Before the Buddhists, Taoists, Stoics, and others jump in to say, “Not true! We do care!,” just a couple more sentences about May’s point. In the idea of “accepting” vulnerability, he includes practices intended to manage emotions, especially around all the small irritations and passing difficulties we experience. He thinks that this is actually what most practitioners of the various philosophies/religions do—finding ways to stay connected andnot give in to vulnerability most of the time.
I don’t know whether May is right about “most people.” I hope some readers can comment on their own experiences with practice, with calming, with succumbing—whatever vulnerability has meant in your life. I do think I instinctively practice a version of accepting vulnerability. With the biopsy, for example, I refused to dwell on “what ifs,” as there was no point in worrying about something that might be a nothing. And I think that for many of us, passionate compassion for others is enormously important component of our moral lives (not for all—I know strict utilitarians who calculate the right thing to do rather than feel it).

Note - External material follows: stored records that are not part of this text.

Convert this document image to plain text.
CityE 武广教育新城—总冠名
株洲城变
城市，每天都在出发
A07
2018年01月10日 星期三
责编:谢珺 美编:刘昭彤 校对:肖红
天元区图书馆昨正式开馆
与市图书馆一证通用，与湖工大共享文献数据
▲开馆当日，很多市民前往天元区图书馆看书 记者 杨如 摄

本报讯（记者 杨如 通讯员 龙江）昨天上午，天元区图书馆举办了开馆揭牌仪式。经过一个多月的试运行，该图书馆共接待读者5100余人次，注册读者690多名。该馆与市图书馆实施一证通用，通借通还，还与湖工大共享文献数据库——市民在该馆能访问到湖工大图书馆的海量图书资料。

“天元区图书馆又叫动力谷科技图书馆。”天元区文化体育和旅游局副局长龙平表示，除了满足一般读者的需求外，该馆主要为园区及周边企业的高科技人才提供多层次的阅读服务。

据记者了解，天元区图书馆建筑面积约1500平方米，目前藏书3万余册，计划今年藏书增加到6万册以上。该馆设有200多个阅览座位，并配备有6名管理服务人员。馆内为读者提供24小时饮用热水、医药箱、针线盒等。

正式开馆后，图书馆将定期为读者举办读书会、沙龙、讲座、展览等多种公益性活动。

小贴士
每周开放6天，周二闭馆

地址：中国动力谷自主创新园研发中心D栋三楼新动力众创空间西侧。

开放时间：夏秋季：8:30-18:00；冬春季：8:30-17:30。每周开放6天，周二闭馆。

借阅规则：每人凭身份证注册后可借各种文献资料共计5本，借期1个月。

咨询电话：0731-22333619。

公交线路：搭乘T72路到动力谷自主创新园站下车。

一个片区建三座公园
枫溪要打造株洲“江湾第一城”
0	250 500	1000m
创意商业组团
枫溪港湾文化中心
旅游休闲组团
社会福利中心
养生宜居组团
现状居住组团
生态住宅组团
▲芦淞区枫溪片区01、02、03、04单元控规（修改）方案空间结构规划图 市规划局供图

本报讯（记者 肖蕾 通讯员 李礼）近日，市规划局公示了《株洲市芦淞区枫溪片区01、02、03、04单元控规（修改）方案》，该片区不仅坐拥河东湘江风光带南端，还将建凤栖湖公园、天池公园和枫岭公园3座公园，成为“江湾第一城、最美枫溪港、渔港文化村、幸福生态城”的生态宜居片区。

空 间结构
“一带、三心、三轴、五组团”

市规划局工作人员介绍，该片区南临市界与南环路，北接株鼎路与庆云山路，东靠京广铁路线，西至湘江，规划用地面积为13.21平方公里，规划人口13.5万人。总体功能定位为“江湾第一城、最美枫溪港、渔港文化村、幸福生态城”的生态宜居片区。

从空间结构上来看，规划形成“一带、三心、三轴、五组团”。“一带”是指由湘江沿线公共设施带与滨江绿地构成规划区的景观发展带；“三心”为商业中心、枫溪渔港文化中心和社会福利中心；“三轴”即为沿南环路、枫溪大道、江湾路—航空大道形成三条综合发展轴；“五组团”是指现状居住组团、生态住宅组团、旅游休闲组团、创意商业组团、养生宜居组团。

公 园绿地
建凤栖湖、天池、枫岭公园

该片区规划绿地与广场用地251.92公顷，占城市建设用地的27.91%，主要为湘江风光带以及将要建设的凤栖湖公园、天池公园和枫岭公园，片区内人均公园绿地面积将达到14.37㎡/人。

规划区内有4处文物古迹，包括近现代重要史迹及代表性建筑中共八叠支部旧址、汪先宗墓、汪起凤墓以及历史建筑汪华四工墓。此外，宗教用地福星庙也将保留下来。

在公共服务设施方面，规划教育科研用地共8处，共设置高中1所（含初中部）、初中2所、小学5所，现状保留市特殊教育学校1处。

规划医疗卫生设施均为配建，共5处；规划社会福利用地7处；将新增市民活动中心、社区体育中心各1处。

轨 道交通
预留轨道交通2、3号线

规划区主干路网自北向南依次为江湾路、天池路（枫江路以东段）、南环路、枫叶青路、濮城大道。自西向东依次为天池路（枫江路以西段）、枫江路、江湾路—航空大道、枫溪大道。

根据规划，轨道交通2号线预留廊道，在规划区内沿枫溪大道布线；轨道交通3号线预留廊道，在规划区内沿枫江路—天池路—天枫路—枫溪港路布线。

Grandchildren are vulnerable
Whatever your own choice, there’s also the question of what your choice might mean for your grandchildren and your grandparenting. For me, I hope the shakiness, disorientation, and loss of control I experienced during the biopsy procedure will make me more fully attentive to how the grandchildren might experience vulnerability: Children and teens have way less protection from the world’s shocks than adults do—they don’t have the experience, the cognitive control, the control of situations in general to ward off or manage pain or suffering as well as adults can. Every feeling is more intense for them, and more impactful.
One grandson, for example, had a period in which even a small separation from a well-known caregiver (Mom, me, his regular preschool teacher) would have him curled on the floor, distraught. Thinking into how he might be feeling, a good description might be “profoundly vulnerable.” His rock was absent, he didn’t have control of when or how to get it back, and he didn’t know what to do without it. Another grandson rode off a bike path into a drainage ditch. He was physically unharmed, but the shock of going from a happy family bike ride to being shocked, wet, and afraid has him saying even weeks later, “I will never go on that trail again.” His world—his confidence in his own biking abilities, and the ability of his parents and grandparents to protect him—was at least temporarily shattered.
I’ll stop here: For now, my point is simply to bring awareness to how profound these feelings of vulnerability can be. In a future post [now ready here], I’ll talk about how grandparents can help grandchildren manage the pain.
PS. My biopsy was negative.
PPS. As always with these posts, I’m more interested in opening a discussion than in having the last word. What do you think about vulnerability, yours or your grandchildren’s?